Dafür gehen dort irgendwie alle Arschlochkinder und Supermobber der Tochter des Kindergartens hin und das sind nicht wenige. Es bereitet mir große Bauchschmerzen sie dort ohne ihre Supporterfreunde dort zu wissen und sie versteht sich auch mit den Nichtmobberkindern nicht besonders gut.

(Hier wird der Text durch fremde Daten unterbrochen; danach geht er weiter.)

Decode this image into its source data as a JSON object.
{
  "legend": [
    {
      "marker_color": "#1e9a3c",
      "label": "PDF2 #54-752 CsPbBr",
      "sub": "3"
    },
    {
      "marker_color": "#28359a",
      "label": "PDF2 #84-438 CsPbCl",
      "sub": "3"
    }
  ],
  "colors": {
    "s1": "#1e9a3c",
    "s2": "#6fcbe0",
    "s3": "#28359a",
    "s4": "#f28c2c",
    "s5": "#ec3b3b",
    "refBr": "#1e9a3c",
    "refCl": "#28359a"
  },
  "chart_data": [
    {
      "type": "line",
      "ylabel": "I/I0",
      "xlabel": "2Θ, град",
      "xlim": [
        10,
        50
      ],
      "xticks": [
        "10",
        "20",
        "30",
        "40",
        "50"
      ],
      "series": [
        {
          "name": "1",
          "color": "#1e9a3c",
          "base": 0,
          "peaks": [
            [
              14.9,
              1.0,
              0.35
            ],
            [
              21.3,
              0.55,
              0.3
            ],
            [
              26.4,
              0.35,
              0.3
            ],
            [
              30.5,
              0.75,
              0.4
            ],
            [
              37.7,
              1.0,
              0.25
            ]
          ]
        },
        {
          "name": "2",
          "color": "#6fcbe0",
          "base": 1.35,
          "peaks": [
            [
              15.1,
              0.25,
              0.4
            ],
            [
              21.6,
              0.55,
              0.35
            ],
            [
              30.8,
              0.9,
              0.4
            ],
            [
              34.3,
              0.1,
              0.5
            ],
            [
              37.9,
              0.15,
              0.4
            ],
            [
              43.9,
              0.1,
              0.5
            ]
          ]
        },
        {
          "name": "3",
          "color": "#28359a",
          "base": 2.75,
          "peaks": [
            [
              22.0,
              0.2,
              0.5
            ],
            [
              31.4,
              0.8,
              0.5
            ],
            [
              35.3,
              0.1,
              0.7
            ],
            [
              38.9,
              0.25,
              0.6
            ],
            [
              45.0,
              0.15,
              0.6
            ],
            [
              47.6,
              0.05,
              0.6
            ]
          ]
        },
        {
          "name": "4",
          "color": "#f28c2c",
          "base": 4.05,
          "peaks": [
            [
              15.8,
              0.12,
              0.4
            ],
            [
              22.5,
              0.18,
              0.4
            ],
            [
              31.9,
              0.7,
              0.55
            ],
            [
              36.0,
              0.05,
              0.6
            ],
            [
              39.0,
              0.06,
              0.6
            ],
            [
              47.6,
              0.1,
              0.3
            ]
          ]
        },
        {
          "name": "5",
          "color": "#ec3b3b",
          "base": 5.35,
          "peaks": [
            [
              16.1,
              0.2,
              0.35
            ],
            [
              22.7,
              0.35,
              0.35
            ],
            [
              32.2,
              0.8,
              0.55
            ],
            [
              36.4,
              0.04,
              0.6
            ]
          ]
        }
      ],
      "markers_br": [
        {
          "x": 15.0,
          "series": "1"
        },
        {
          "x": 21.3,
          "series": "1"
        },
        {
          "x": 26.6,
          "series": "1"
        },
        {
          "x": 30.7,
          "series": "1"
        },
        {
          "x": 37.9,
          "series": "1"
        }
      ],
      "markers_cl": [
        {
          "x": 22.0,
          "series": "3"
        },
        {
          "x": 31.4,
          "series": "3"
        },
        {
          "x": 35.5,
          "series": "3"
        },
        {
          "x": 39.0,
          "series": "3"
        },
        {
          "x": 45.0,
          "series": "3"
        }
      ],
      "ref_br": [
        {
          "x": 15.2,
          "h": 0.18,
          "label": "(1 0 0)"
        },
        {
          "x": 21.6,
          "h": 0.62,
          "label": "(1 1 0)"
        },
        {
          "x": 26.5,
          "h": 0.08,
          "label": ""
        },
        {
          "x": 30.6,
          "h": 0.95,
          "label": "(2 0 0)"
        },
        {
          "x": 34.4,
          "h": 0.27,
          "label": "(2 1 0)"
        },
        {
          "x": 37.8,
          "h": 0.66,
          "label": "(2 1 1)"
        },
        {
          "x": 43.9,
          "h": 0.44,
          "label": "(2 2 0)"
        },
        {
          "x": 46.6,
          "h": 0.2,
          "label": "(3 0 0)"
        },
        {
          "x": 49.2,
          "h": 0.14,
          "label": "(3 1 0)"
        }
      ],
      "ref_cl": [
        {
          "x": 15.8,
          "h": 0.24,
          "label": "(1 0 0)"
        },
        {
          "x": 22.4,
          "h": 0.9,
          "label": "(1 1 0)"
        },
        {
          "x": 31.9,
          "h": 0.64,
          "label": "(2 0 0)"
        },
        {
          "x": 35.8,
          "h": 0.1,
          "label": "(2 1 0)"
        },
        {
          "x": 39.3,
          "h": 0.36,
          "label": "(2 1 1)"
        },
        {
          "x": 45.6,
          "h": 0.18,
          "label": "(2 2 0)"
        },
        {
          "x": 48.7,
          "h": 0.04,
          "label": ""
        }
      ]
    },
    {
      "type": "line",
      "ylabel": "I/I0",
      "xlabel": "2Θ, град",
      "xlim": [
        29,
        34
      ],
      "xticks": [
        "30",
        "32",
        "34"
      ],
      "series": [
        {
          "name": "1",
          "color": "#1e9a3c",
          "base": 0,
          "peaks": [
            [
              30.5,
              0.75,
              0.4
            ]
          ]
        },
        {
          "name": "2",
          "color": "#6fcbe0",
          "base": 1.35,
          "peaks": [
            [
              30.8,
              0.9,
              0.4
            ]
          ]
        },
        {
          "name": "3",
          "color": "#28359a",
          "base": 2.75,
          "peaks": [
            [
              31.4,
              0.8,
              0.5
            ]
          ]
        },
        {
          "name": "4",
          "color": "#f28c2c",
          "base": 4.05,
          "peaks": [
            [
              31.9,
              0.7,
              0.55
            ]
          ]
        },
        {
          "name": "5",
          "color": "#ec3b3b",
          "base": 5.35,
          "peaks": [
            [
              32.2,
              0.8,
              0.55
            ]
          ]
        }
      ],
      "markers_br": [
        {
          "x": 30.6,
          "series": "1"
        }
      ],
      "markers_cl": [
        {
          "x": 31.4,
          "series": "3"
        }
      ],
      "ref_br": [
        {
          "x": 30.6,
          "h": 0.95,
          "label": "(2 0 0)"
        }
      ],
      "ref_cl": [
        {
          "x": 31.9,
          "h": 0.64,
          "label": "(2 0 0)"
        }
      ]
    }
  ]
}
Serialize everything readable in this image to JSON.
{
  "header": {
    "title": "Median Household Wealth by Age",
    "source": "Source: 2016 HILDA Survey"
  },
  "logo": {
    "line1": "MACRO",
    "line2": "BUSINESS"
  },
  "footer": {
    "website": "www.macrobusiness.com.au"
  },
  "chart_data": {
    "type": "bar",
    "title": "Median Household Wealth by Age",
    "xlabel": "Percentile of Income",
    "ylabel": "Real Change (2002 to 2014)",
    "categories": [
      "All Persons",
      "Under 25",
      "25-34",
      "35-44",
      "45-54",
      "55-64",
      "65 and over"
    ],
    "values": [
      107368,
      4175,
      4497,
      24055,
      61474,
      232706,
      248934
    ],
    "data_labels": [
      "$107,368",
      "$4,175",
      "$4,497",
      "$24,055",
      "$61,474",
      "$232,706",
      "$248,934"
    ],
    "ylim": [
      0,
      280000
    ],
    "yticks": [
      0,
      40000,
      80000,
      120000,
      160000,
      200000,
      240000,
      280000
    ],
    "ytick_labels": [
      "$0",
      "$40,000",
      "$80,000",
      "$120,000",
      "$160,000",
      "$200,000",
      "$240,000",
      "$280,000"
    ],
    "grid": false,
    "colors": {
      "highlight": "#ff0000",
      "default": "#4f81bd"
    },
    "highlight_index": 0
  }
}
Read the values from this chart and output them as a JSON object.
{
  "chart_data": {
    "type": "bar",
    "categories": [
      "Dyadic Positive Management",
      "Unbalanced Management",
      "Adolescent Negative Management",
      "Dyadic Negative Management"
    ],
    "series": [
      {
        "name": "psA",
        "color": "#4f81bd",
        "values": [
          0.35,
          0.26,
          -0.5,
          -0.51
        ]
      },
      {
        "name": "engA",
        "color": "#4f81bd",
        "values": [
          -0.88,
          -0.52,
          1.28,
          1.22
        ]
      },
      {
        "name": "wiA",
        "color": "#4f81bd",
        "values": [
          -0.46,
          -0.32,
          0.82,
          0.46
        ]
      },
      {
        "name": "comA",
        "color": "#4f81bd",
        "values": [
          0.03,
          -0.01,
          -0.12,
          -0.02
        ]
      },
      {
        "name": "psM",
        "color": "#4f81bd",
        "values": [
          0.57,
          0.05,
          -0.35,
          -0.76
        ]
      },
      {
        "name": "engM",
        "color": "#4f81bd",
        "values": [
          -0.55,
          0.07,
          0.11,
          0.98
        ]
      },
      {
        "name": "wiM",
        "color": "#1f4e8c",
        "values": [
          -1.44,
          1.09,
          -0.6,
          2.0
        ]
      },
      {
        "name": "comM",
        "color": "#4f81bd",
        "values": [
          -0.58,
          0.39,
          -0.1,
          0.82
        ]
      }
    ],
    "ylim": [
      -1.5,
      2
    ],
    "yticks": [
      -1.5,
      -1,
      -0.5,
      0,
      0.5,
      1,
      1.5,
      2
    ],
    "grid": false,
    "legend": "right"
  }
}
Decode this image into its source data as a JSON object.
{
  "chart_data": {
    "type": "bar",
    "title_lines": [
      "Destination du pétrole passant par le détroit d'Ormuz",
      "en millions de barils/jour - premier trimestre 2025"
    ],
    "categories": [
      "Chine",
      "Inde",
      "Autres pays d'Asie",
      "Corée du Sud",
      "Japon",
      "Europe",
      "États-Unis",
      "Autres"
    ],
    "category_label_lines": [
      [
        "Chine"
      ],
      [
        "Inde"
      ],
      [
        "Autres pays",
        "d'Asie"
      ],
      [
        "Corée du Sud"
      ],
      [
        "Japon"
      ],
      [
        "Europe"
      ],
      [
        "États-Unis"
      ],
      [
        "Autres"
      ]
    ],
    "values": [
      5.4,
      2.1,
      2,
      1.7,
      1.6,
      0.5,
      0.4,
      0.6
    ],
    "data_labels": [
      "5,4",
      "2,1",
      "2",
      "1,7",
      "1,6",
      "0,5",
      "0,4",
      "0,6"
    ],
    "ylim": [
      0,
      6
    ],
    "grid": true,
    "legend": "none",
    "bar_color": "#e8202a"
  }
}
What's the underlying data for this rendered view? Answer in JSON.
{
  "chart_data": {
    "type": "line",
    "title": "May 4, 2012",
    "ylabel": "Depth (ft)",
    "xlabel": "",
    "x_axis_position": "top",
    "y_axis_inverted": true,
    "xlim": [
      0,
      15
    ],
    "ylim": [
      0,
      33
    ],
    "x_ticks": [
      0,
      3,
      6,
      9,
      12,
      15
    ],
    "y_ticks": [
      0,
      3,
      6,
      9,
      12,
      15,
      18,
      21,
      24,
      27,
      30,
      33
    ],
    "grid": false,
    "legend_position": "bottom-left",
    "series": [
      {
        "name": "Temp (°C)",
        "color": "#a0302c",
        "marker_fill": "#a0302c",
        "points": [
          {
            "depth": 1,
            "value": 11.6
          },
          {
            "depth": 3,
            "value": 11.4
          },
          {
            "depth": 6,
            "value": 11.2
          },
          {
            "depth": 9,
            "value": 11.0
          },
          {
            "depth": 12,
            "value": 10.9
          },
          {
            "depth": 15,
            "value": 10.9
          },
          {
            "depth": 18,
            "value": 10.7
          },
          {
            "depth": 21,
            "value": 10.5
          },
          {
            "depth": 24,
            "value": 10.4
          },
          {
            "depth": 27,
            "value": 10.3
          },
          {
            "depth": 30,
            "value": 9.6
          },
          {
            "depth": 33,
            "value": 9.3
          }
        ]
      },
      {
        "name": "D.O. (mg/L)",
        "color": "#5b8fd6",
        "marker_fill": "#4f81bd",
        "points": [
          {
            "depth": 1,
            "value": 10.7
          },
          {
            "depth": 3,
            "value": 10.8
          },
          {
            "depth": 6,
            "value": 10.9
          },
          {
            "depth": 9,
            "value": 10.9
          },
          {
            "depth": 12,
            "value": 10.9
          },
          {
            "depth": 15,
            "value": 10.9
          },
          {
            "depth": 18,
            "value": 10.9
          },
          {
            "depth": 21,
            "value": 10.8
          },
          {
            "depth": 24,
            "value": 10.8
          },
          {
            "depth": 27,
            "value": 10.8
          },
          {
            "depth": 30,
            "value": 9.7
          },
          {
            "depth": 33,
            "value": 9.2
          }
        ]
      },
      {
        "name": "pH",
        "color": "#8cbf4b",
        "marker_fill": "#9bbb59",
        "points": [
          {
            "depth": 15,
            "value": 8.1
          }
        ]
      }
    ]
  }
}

Nicht ein einziger „Freund“ der Tochter ist in dieser Kita und wir müßten sehr kämpfen dort zu Schule gehen zu dürfen denn offiziell gehört das Kind nach dem Wohnort auf der Schulgrenzlinie zur

Schule „J“

Eine uralte riesengroße Schule im Dorfkern, recht düster und wenig anheimelnd in der Optik, sehr große Klassen, recht altbackene Ansichten (umgedrehtes einheften der Körperbezeichnungskopien damit keiner die Bilder der nackten Figuren sehen kann etc.), viel Multikulti, Reihenhaussiedlungsklientel, ich fand schon alle Eltern recht unsympathisch und oberflächlich auf den Elternabenden, das Kind kennt weder den Dorfkern noch den Weg dahin, die ersten Klassen sind gesondert untergebracht in 2km Entfernung von der Hauptschule, der Hort ist allerdings ein Raum in der Hauptschule und daher 2-3km entfernt, die Schule ist von uns weiter entfernt als die andere, die hat keine Turnhalle, zum Sport muß man einmal durch den ganzen Ort laufen um in einem Festsaal zu turnen, wenig Hortkapazitäten, die Hortmitarbeiter sind stets grummelig und mißgelaunt, die Schule liegt nicht auf dem Arbeitsweg, aber es gehen die Kinder dorthin mit denen sie sich richtig gut versteht und die sie auch sehr mögen, ihre heiß geliebte 2 Jahre ältere Seelenfeundin und Cousine die sie mega vermißt geht dort zur Schule und könnte sie als „Große“ supporten wenn sie jemand ärgert. Ebenso gibt es dort viele „neue“ Kinder die wir nicht kennen und somit dann auch die Chance auf neue und passende Freunde im Ort, aber es könnten auch neue Mobberkinder sein die das Kind nicht durch das gemeinsame aufwachsen zu nehmen und zu schätzen  wissen.  Wir müßten überhaupt nicht kämpfen und massenweise Behördenkram erledigen, damit sie dort zur Schule gehen darf

In welche Richtung ich auch denke bekomme ich Bauchschmerzen und ich kann nicht sagen welche Schule ich schlimmer/besser fände. Was wiegt denn mehr? soziales oder inhaltliches?

Ich würde mich sehr über Feedback freuen was euch denn so wichtiger wäre. Vielleicht hilft mir das auch irgendwie bei meiner Entscheidung.